SCAD management has evolved substantially as SCAD-specific outcome data have accumulated. Current consensus, supported by the Canadian SCAD Registry (Saw et al., JACC, 2016) and multiple institutional SCAD outcome series, favors conservative management in hemodynamically stable patients. Aggressive anticoagulation, standard in ACS, can potentially propagate an intramural hematoma by increasing pressure within the false lumen and extending the dissection. Percutaneous coronary intervention carries a substantially higher technical complication rate in SCAD than in obstructive atherosclerotic disease, because the dissected vessel wall does not respond predictably to balloon inflation and stenting. Conservative management frequently allows the artery to remodel and the hematoma to resorb. Some data suggest beta-blockers may reduce recurrence risk in SCAD; the role of long-term antiplatelet therapy beyond the acute period remains under investigation.

Coronary microvascular dysfunction requires its own treatment approach.
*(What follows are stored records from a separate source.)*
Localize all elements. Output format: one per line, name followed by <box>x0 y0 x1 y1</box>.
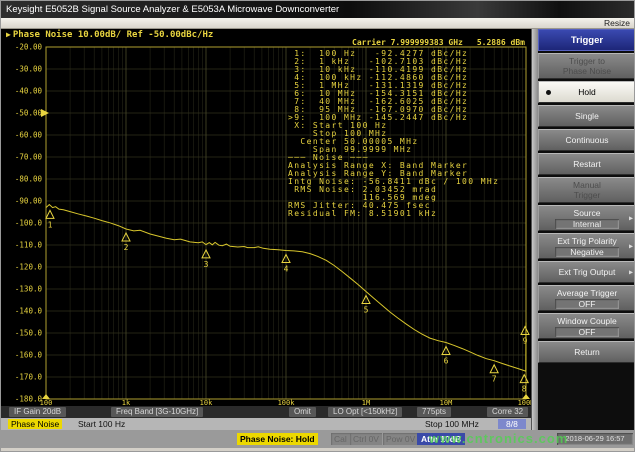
svg-text:-60.00: -60.00 <box>15 131 43 140</box>
softkey-value: Negative <box>555 247 619 257</box>
softkey-label: Trigger <box>574 190 601 200</box>
softkey-average-trigger[interactable]: Average Trigger OFF <box>538 285 635 311</box>
softkey-ext-trig-polarity[interactable]: Ext Trig Polarity Negative <box>538 233 635 259</box>
if-gain-status: IF Gain 20dB <box>9 407 66 417</box>
svg-text:-130.0: -130.0 <box>15 285 43 294</box>
window-bottom-edge <box>1 448 635 452</box>
svg-text:-170.0: -170.0 <box>15 373 43 382</box>
instrument-display: ▶Phase Noise 10.00dB/ Ref -50.00dBc/Hz C… <box>1 29 531 430</box>
svg-text:2: 2 <box>124 243 129 252</box>
softkey-label: Ext Trig Output <box>559 267 616 277</box>
correlation-status: Corre 32 <box>487 407 528 417</box>
softkey-value: OFF <box>555 299 619 309</box>
status-row-sweep: Phase Noise Start 100 Hz Stop 100 MHz 8/… <box>1 418 538 430</box>
svg-text:5: 5 <box>364 305 369 314</box>
svg-text:-160.0: -160.0 <box>15 351 43 360</box>
status-row-instrument: Phase Noise: Hold Cal Ctrl 0V Pow 0V Att… <box>1 430 635 448</box>
window-titlebar: Keysight E5052B Signal Source Analyzer &… <box>1 1 635 18</box>
svg-text:6: 6 <box>444 356 449 365</box>
window-title: Keysight E5052B Signal Source Analyzer &… <box>6 4 339 15</box>
svg-text:10k: 10k <box>200 399 213 406</box>
softkey-menu: Trigger Trigger to Phase Noise Hold Sing… <box>538 29 635 430</box>
svg-text:1M: 1M <box>362 399 370 406</box>
softkey-label: Single <box>575 111 599 121</box>
trigger-state-chip: Phase Noise: Hold <box>237 433 318 445</box>
svg-text:100M: 100M <box>518 399 531 406</box>
softkey-source[interactable]: Source Internal <box>538 205 635 231</box>
sweep-start-label: Start 100 Hz <box>78 419 125 429</box>
softkey-return[interactable]: Return <box>538 341 635 363</box>
softkey-menu-title: Trigger <box>538 29 635 51</box>
softkey-single[interactable]: Single <box>538 105 635 127</box>
svg-text:-70.00: -70.00 <box>15 153 43 162</box>
svg-text:-30.00: -30.00 <box>15 65 43 74</box>
softkey-label: Continuous <box>565 135 608 145</box>
softkey-label: Source <box>574 208 601 218</box>
svg-text:1k: 1k <box>122 399 131 406</box>
svg-text:9: 9 <box>523 337 528 346</box>
app-window: Keysight E5052B Signal Source Analyzer &… <box>0 0 635 452</box>
softkey-manual-trigger: Manual Trigger <box>538 177 635 203</box>
svg-text:3: 3 <box>204 260 209 269</box>
marker-readout-table: 1: 100 Hz -92.4277 dBc/Hz 2: 1 kHz -102.… <box>288 50 499 218</box>
svg-text:-140.0: -140.0 <box>15 307 43 316</box>
softkey-trigger-to-phase-noise: Trigger to Phase Noise <box>538 53 635 79</box>
svg-text:100k: 100k <box>278 399 296 406</box>
svg-text:-110.0: -110.0 <box>15 241 43 250</box>
softkey-value: OFF <box>555 327 619 337</box>
softkey-label: Average Trigger <box>557 288 617 298</box>
softkey-restart[interactable]: Restart <box>538 153 635 175</box>
measurement-tab-chip[interactable]: Phase Noise <box>8 419 62 429</box>
svg-text:1: 1 <box>48 220 53 229</box>
svg-text:-90.00: -90.00 <box>15 197 43 206</box>
svg-text:-100.0: -100.0 <box>15 219 43 228</box>
screen-menu-splitter <box>531 29 538 430</box>
svg-text:8: 8 <box>522 385 527 394</box>
svg-text:10M: 10M <box>440 399 453 406</box>
points-status: 775pts <box>417 407 451 417</box>
svg-text:-180.0: -180.0 <box>15 395 43 404</box>
softkey-value: Internal <box>555 219 619 229</box>
watermark-text: www.cntronics.com <box>429 431 634 446</box>
svg-text:-40.00: -40.00 <box>15 87 43 96</box>
softkey-label: Return <box>574 347 600 357</box>
softkey-label: Hold <box>578 87 595 97</box>
sweep-stop-label: Stop 100 MHz <box>425 419 479 429</box>
softkey-label: Phase Noise <box>563 66 611 76</box>
softkey-window-couple[interactable]: Window Couple OFF <box>538 313 635 339</box>
softkey-label: Manual <box>573 180 601 190</box>
selected-bullet-icon <box>546 90 551 95</box>
svg-text:-50.00: -50.00 <box>15 109 43 118</box>
cal-status: Cal <box>331 433 350 445</box>
svg-text:100: 100 <box>40 399 53 406</box>
lo-opt-status: LO Opt [<150kHz] <box>328 407 402 417</box>
softkey-continuous[interactable]: Continuous <box>538 129 635 151</box>
svg-text:7: 7 <box>492 375 497 384</box>
softkey-label: Trigger to <box>569 56 605 66</box>
softkey-label: Window Couple <box>557 316 617 326</box>
svg-text:-150.0: -150.0 <box>15 329 43 338</box>
softkey-label: Restart <box>573 159 600 169</box>
pow-status: Pow 0V <box>383 433 418 445</box>
svg-text:-120.0: -120.0 <box>15 263 43 272</box>
svg-text:-20.00: -20.00 <box>15 43 43 52</box>
svg-text:-80.00: -80.00 <box>15 175 43 184</box>
window-menubar: Resize <box>1 18 635 29</box>
resize-menu-item[interactable]: Resize <box>604 18 630 28</box>
freq-band-status: Freq Band [3G-10GHz] <box>111 407 203 417</box>
softkey-ext-trig-output[interactable]: Ext Trig Output <box>538 261 635 283</box>
svg-text:4: 4 <box>284 264 289 273</box>
softkey-label: Ext Trig Polarity <box>557 236 617 246</box>
status-row-measurement: IF Gain 20dB Freq Band [3G-10GHz] Omit L… <box>1 406 538 418</box>
omit-status: Omit <box>289 407 316 417</box>
ctrl-status: Ctrl 0V <box>350 433 382 445</box>
softkey-hold[interactable]: Hold <box>538 81 635 103</box>
page-indicator: 8/8 <box>498 419 526 429</box>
ACE inhibitors and statins have supporting data for improving microvascular function through their effects on endothelial nitric oxide availability and vascular inflammation. Ranolazine, which reduces ischemic symptoms through late sodium current inhibition, has been evaluated in microvascular disease with evidence of symptomatic benefit. Standard ACS protocols do not target the microvascular pathophysiology, and their application without diagnosis of the underlying mechanism misallocates therapy.
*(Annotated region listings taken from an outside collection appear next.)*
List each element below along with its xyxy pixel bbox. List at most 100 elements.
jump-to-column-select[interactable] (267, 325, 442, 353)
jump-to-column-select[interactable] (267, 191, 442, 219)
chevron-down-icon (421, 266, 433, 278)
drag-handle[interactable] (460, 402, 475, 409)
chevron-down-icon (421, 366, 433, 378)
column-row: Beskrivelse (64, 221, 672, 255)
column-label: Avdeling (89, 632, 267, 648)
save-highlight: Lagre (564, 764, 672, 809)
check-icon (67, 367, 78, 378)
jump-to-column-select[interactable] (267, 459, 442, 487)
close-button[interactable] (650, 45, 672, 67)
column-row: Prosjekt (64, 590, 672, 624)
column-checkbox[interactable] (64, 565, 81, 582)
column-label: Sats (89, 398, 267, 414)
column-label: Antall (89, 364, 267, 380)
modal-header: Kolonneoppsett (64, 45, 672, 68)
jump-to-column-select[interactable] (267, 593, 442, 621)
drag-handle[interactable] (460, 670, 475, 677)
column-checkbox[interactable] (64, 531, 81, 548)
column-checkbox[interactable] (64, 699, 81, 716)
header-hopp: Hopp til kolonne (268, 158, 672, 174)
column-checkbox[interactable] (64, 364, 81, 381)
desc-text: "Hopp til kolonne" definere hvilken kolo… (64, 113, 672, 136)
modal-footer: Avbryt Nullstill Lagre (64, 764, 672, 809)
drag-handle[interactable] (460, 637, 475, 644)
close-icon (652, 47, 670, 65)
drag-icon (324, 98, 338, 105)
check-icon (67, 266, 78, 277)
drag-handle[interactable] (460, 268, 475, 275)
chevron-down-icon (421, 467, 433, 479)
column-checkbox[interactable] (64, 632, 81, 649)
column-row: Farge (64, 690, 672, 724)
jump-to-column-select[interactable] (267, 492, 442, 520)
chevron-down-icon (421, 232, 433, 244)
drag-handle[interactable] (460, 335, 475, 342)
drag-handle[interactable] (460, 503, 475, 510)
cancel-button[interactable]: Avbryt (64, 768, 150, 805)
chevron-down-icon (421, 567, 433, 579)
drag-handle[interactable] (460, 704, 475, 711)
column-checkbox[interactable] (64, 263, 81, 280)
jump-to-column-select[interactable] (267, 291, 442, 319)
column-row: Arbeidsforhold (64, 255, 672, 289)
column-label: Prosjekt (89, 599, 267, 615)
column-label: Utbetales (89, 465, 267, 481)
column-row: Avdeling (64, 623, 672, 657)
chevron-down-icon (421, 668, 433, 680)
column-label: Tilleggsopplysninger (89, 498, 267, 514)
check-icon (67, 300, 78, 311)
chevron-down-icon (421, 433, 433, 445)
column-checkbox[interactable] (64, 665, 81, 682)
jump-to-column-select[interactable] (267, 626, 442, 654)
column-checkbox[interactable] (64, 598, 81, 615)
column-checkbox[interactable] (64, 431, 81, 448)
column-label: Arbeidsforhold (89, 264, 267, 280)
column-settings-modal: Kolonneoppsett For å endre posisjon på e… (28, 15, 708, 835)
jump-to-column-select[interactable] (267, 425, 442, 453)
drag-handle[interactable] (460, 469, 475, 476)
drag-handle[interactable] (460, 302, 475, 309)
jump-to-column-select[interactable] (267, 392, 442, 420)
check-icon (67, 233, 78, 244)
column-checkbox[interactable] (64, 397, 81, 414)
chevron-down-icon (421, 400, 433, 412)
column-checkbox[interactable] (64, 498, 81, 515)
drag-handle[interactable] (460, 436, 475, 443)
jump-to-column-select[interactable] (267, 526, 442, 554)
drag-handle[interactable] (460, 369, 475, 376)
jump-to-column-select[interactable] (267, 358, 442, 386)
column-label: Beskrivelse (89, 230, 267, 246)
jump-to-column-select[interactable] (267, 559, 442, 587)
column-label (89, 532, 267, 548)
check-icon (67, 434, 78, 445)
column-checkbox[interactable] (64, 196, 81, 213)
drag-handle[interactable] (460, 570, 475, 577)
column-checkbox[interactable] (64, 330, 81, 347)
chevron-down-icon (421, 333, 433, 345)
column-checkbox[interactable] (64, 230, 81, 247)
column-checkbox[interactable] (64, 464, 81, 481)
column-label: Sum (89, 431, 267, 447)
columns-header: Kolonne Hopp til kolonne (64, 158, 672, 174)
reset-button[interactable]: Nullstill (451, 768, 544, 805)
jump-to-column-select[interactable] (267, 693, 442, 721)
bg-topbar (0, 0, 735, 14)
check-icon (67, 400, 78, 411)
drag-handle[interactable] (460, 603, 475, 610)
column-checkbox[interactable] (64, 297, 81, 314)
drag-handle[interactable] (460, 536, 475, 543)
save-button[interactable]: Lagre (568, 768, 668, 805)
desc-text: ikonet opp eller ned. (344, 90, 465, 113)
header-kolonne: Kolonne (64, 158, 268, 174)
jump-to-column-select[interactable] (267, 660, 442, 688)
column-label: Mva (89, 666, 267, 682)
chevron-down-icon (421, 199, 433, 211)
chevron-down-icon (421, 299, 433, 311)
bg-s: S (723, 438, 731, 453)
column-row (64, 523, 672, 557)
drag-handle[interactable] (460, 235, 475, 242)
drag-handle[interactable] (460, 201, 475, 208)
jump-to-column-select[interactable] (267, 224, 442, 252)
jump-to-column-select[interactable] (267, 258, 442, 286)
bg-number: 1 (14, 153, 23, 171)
For embolic MINOCA, the treatment target is the source. Atrial fibrillation with intracardiac thrombus directs long-term management toward anticoagulation for AF, not antiplatelet therapy for coronary disease. A patent foramen ovale with paradoxical embolism raises the question of PFO closure depending on clinical context. A hypercoagulable state identified in workup directs anticoagulation at the thrombophilia rather than at the coronary anatomy. In each scenario, the lesion is systemic; the coronary arteries are the victim, not the cause.

What to Do This Week

1. If you were hospitalized for MINOCA and discharged without a workup plan, ask your cardiologist directly: “What is the working etiology of my MINOCA, and was cardiac MRI ordered?” If the answer is that no MRI was performed, ask when it can be scheduled. CMR within the first two to four weeks of an event has the highest diagnostic yield.

2. If SCAD is a possibility given your age, symptom pattern, or circumstances such as recent delivery or extreme physical exertion at onset, ask specifically whether OCT was performed during catheterization and whether it is available for review.
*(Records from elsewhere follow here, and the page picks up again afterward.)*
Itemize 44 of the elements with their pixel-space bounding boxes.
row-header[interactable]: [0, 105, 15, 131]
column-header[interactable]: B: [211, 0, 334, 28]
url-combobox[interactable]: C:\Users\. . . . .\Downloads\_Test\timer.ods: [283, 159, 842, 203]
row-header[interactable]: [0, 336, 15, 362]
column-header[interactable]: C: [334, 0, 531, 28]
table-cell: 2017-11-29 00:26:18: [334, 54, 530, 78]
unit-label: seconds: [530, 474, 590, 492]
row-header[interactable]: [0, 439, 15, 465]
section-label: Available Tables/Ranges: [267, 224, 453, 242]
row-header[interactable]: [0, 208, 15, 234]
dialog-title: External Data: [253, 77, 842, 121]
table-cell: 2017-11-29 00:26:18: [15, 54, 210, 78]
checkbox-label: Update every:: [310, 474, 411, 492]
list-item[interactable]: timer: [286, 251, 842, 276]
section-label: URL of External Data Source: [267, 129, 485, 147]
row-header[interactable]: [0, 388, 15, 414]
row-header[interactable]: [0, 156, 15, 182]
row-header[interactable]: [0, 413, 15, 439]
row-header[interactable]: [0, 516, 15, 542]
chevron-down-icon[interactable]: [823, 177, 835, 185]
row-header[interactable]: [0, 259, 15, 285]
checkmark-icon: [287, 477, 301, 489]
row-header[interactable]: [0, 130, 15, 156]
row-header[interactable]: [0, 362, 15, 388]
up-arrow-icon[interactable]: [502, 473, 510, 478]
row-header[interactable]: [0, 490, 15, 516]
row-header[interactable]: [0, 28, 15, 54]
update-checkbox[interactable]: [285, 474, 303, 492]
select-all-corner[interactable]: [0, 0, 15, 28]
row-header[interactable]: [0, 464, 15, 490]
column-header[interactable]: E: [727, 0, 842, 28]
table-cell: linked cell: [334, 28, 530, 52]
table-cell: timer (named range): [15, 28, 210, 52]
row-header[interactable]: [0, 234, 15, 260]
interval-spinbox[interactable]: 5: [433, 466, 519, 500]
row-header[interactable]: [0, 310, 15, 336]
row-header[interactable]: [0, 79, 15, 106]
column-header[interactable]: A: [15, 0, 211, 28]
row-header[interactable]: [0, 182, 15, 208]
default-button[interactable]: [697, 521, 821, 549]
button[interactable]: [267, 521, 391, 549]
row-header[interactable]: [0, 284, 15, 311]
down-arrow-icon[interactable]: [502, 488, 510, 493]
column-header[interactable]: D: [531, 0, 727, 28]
3. If vasospasm is being considered, ask whether provocation testing is available at your center or whether a referral to a center that performs it is appropriate. Centers with vasospasm provocation programs are typically academic or high-volume interventional programs.

4. Request copies of your catheterization report, your discharge summary, and your echocardiography report. The angiography images and any OCT data are yours to obtain and bring to future cardiology appointments.

5. Bring the Tamis-Holland 2019 AHA Scientific Statement on MINOCA to any appointment where you are told “your arteries were clean, so you are fine.” The statement is publicly available and establishes that these two facts are not equivalent.

The goal of the MINOCA workup is not more testing for its own sake. It is identifying which mechanism among six or more produced the event, so that treatment addresses the actual problem. Without the mechanism, the prescription is a guess. With it, each choice in your management, from which medications to take, to which activities to approach cautiously, to how frequently you need follow-up, follows a defined clinical logic rather than a generic post-MI protocol that may not apply to what actually happened to you.